A “presunção de culpa”

A chamada presunção de culpa se contrapõe a um principio da Constituição de 1988, que diz
no seu artigo 5º que “ninguém será considerado culpado até o trânsito julgado de sentença
penal condenatória”. “A obediência a este princípio, portanto, é dever elementar de
qualquer jornalista, independentemente das informações que obtenha e de sua convicção
pessoal”. Para ele, porém, boa parte dos articulistas da imprensa nativa não respeita
este princípio e se coloca acima do bem e do mal; acima da própria Constituição. Venício
cita alguns casos grotescos de manipulação que reforçaram a presunção de culpa, como a
conexão das FARC com o PT ou a coluna de Clóvis Rossi acusando as “digitais do PT” na
morte do brasileiro Jean Charles, em Londres.

Utilizando o próprio veneno da “presunção de culpa” e partindo dos fatos irrefutáveis
citados acima e das análises consistentes dos livros citados, fica a pergunta: Os
jornalistas brasileiros, principalmente da reduzida panela dos articulistas e dos âncoras
da televisão, também são pagos para mentir?

2 thoughts on “Jornalistas são pagos para mentir?

  1. Jornalistas são pagos para mentir?
    Claro que sim, no meu pais (Argentina) também ocorre. A unica diferencia é que lá o poder é heterogeneo e está composto de varios grupos diferentes, que muitas vezes acabam tendo interesses contrarios. Isso provoca que os jornalistas denunciem os atos dos grupos rivais, e entre toda essa sujeira você pode pegar alguma parte da verdade. Aquí no Brasil, a midia tem só uma voz e a informação é uma só: Chavez-Ditadura, Argentina-Enemigo, Bush-Louco-mas-possivel-bom-socio, Evo-Indio-ignorante.
    Sinceramente, a imprensa brasileira da nojo, e pior de tudo, a classe-meia-alta lê a revista Veja e fica achando que é dona da verdade, que é uma livre-pensadora e que está por acima da “envergonhante” classe que vota a Lula.

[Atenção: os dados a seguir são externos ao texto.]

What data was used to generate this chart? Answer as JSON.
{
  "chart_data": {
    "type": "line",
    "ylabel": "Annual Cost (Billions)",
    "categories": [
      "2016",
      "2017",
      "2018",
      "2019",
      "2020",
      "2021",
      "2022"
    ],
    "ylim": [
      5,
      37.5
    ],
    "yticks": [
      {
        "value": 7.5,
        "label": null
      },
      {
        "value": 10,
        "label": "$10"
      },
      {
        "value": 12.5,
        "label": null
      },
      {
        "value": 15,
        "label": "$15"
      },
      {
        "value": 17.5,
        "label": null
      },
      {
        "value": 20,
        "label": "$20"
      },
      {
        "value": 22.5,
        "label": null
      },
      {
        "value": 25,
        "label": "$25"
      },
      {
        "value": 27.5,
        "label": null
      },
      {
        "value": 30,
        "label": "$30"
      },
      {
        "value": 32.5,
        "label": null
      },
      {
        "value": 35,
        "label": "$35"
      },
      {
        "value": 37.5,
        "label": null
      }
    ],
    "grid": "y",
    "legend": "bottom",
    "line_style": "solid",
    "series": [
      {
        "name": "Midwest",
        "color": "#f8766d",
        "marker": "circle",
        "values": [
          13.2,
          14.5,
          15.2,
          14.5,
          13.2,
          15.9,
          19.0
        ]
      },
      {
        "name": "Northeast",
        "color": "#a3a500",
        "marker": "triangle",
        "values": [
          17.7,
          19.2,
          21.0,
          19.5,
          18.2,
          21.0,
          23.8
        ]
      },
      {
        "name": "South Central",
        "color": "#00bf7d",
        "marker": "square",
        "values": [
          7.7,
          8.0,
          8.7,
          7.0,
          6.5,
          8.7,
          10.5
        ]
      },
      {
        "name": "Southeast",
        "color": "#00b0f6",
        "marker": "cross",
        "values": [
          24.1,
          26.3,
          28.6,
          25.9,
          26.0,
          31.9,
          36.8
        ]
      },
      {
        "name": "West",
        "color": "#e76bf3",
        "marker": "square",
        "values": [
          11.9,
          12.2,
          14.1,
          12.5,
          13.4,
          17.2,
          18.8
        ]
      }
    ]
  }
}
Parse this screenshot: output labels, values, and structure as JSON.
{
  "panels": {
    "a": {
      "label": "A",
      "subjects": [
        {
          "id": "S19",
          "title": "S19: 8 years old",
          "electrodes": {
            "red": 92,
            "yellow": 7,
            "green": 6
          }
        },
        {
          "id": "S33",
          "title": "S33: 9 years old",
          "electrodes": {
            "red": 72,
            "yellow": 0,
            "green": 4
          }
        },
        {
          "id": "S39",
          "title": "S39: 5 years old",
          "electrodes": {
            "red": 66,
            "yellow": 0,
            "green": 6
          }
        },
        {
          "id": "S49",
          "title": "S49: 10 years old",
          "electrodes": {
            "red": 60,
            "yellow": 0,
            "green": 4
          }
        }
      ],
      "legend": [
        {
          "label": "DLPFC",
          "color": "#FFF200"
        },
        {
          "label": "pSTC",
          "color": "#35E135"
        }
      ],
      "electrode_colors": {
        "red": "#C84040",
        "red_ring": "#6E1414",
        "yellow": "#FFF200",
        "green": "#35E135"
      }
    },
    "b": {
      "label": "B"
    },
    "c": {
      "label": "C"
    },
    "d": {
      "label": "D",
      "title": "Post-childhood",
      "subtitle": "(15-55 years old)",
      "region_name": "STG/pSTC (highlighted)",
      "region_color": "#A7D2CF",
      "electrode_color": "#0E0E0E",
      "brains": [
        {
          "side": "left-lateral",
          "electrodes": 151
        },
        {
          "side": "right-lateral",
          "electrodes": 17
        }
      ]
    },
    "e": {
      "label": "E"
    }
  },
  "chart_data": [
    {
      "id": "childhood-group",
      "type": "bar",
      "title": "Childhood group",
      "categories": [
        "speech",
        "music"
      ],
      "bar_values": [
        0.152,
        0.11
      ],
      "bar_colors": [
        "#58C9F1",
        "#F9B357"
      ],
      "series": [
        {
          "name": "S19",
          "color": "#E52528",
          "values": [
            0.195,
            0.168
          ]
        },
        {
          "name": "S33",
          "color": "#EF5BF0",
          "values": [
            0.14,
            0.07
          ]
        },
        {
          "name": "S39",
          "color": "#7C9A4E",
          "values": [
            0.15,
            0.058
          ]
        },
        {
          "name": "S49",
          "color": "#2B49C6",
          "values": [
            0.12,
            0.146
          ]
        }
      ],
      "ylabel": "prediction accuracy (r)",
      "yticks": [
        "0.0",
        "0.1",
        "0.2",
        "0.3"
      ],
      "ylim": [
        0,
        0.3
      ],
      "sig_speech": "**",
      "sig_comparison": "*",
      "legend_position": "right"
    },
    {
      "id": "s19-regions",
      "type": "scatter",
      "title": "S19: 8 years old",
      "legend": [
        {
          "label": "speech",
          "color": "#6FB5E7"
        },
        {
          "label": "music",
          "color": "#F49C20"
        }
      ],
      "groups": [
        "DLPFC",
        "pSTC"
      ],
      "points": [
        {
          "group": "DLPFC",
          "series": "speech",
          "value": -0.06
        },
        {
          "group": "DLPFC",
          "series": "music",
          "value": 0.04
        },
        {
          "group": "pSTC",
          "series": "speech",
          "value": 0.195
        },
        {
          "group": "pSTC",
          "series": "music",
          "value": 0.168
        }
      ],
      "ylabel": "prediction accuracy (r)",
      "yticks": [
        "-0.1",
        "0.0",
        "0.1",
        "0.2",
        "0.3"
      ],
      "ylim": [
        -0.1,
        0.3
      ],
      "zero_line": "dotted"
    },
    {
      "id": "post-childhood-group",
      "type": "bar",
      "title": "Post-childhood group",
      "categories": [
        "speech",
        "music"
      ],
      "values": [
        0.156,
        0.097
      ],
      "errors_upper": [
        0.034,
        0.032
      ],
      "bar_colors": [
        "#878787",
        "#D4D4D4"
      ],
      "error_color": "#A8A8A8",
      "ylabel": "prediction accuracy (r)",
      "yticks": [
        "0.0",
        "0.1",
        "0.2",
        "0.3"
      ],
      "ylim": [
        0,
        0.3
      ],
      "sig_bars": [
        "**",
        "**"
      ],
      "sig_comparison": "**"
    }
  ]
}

    1. Jornalistas são pagos para mentir?
      Concordo com você, primeiro todos os jonalistas deveriam ter caráter mas infelismente existem muitos jornalistas mentirosos. Dá vergonha vermos noticias mentirosas em nosso país. Os jornalistas deveriam ser mais sérios á respeito do que se ocorre no país e não nos esconder a verdade, afinal o papel deles é esse, o de nos informar a respeito de fatos escandalosos ou não, que ocorrem em nosso país. Os jornalistas também poderiam denuciar as pessoas que tentam suborna-los, para que todos nós possamos ver o caráter dessa pessoa. Enfim, o papel do jornalista é muito importante para o cidadão, mas se não houver seriedade em seu trabalho, de nada irá adiantar.